[Yazlist] Newbie questions: Client Application

Finston, Laurence Laurence.Finston at iwf.de
Fri Jul 14 10:29:48 CEST 2006



I've recently started working on a client application that reads data from a Z39.50 interface and writes it to a database.  It involves a lot of issues I hadn't run across before, so I'd be very grateful for any help or advice.


I'm using Visual C++ .NET for the application and Microsoft SQL Server 2003 for the database.  I'm using YAZ rather than YAZ+, because I wasn't able to get my application to build using the latter.  While I generally program in C++, I like C, too, so this doesn't bother me.


My impression so far is that the use of Z39.50 is extremely complex, and while there's a lot of information available, it's hard to find introductory material.  Could somebody point me to some?  In particular, I'm having a problem finding information about the PICA format used by the library system whose records I'm trying to read  (GBV = Gemeinsamer Bibliotheksverbund = Common Library Network in Germany).  I've been trying to find out the meaning of the numbers that designate the various fields in the records, but haven't been able to find a chart.  I'm also unclear about the function of the character octal 237 which appears frequently in the records.  Is it just a separator, is it the first character of a multi-byte sequence, or does it have some other purpose?  I haven't noticed any other non-ASCII characters, but they might be problematic, too.

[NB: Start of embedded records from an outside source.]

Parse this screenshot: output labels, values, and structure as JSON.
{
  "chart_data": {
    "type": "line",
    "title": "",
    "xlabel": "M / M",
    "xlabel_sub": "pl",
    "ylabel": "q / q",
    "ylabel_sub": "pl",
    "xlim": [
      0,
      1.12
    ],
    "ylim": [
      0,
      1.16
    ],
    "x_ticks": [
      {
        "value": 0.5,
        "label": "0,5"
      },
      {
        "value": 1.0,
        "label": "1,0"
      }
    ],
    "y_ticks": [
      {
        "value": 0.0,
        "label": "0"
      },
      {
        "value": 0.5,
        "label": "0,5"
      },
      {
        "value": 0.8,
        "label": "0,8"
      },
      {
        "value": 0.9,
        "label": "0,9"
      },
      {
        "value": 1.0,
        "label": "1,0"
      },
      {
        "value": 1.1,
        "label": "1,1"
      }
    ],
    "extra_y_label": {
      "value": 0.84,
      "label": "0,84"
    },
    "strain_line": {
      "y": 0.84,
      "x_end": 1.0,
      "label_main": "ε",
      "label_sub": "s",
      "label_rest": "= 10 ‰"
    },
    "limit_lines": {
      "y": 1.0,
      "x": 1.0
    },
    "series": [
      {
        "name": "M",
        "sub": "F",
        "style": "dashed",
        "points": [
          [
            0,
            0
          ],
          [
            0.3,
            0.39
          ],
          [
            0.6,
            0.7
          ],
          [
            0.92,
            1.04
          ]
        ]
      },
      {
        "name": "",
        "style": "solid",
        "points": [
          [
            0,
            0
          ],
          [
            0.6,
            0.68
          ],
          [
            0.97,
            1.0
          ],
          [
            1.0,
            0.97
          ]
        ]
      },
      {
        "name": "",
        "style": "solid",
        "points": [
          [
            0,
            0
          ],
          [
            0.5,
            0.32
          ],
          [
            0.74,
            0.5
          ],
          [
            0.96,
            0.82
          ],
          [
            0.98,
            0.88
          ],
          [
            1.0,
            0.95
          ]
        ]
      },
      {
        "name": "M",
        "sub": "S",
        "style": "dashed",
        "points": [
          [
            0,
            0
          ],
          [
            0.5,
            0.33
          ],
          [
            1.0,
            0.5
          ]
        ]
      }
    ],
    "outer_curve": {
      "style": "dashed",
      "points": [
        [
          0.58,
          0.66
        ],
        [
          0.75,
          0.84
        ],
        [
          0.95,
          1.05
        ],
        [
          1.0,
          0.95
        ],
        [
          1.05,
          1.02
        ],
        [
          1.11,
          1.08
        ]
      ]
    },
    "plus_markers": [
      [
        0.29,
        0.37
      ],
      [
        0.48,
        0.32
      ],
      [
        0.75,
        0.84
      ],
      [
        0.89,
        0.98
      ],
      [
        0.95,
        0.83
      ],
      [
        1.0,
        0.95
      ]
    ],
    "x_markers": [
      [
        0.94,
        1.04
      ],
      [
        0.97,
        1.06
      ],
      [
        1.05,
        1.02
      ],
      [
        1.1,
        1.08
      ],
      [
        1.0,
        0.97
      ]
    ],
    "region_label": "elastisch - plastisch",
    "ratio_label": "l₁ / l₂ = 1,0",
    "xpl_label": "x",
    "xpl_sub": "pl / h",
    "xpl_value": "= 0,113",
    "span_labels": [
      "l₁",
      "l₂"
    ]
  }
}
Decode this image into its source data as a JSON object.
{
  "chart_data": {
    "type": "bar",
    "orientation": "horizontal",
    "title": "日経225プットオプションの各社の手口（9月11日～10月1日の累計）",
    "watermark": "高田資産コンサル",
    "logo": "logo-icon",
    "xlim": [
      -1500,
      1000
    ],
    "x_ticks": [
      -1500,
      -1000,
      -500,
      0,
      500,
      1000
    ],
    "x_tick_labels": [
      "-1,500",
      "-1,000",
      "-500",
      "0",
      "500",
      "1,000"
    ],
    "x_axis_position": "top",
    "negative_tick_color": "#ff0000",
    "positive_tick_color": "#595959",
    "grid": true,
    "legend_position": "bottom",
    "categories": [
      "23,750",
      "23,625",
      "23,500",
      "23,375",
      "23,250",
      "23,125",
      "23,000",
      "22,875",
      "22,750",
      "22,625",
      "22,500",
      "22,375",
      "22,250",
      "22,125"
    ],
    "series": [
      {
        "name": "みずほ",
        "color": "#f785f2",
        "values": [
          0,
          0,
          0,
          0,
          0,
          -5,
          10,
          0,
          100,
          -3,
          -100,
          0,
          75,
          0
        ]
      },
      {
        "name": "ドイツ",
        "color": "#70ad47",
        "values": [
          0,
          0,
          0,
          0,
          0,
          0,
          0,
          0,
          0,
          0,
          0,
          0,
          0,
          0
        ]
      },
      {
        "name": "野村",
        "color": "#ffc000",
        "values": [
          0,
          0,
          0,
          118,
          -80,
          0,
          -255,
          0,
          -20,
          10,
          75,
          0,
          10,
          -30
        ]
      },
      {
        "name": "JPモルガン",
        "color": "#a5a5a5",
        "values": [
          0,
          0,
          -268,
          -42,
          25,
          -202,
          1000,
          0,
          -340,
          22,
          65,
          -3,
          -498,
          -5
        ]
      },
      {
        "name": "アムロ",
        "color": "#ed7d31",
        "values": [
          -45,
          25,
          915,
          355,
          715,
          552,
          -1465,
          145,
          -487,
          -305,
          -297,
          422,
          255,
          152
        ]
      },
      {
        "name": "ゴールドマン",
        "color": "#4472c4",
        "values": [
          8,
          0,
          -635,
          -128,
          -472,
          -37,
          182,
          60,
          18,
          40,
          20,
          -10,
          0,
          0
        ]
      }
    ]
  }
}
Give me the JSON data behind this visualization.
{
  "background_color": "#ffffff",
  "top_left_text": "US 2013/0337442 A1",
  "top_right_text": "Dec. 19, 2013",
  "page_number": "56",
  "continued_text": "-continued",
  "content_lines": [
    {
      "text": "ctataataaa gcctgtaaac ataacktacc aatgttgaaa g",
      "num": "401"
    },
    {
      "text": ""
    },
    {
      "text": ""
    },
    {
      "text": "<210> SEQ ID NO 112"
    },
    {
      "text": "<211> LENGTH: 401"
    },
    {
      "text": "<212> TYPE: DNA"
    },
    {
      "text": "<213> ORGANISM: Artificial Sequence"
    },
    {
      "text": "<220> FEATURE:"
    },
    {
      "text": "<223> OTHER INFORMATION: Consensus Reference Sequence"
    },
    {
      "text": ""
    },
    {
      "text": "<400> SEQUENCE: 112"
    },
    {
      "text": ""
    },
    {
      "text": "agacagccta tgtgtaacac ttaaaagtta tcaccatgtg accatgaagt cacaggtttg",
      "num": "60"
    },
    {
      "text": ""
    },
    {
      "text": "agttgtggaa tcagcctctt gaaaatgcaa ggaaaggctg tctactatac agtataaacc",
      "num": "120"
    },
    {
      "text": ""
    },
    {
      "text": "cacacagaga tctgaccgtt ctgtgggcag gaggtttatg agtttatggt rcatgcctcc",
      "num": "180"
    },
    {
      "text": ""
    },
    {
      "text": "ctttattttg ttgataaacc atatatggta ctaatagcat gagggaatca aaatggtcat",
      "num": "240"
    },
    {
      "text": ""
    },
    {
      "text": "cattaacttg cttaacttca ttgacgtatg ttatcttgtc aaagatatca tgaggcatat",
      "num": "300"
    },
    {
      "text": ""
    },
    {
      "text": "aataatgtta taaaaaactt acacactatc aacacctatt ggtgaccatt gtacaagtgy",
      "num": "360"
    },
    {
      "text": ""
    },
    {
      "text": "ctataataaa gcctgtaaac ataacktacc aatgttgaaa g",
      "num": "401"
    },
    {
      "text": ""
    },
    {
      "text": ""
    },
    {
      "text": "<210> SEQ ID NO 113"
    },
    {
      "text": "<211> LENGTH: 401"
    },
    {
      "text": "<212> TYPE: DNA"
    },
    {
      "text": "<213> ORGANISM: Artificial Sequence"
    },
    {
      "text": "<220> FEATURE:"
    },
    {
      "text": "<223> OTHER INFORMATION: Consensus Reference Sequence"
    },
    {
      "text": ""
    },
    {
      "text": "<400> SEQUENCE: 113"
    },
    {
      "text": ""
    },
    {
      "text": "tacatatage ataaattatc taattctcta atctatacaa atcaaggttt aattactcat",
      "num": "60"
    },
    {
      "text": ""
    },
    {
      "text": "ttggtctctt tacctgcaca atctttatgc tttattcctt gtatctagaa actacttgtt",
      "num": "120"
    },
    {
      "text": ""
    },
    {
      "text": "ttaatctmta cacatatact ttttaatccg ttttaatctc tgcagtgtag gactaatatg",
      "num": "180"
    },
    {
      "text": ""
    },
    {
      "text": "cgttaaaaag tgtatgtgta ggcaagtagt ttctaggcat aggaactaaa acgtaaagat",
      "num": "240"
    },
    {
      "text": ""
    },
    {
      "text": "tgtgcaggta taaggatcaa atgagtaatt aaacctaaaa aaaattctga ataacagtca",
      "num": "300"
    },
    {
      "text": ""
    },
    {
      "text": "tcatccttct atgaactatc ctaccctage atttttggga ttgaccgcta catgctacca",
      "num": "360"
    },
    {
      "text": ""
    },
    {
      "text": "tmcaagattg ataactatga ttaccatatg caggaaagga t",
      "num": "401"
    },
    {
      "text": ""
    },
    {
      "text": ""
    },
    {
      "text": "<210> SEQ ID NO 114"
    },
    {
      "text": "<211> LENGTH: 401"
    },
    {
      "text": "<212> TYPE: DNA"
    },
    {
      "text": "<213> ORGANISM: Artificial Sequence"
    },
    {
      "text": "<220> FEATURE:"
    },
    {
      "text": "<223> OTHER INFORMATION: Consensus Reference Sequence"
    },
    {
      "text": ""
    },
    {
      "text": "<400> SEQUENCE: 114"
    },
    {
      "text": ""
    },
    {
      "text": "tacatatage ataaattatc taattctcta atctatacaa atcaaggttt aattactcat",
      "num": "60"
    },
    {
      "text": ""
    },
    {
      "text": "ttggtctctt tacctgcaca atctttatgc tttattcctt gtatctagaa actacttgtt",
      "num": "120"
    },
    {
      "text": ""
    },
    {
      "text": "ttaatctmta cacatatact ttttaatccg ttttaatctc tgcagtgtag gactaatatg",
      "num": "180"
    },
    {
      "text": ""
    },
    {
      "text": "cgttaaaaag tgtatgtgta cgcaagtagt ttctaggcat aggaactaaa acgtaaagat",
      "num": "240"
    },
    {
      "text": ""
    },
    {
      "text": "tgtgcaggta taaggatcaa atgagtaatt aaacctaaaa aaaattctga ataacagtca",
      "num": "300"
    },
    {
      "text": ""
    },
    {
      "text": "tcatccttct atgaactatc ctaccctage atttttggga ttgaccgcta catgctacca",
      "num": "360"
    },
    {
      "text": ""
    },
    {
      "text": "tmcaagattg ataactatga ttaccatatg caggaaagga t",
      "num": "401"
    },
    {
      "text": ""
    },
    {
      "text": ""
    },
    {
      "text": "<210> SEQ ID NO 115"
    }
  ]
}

So far, I haven't run across any information about what to do with the records once I've received them from the Z39.50 interface.  While I know how to write routines to parse text or binary data, I suppose other people have done this before.  Are there standard methods and/or tools for this purpose?  I'd rather not reinvent the wheel, if I don't have to.


I hope this final question isn't considered off-topic:  I've been wondering whether learning how to work with Z39.50 is a marketable skill.  It seems that it's still in use at many libraries all over the world, and it's so complex that you can't just learn it in an afternoon.  For the present, I'm just working on a client, but I may need to set up a server.  It would be nice to know that I was learning something that might lead to employment in the future.


Thanks in advance for any help or suggestions.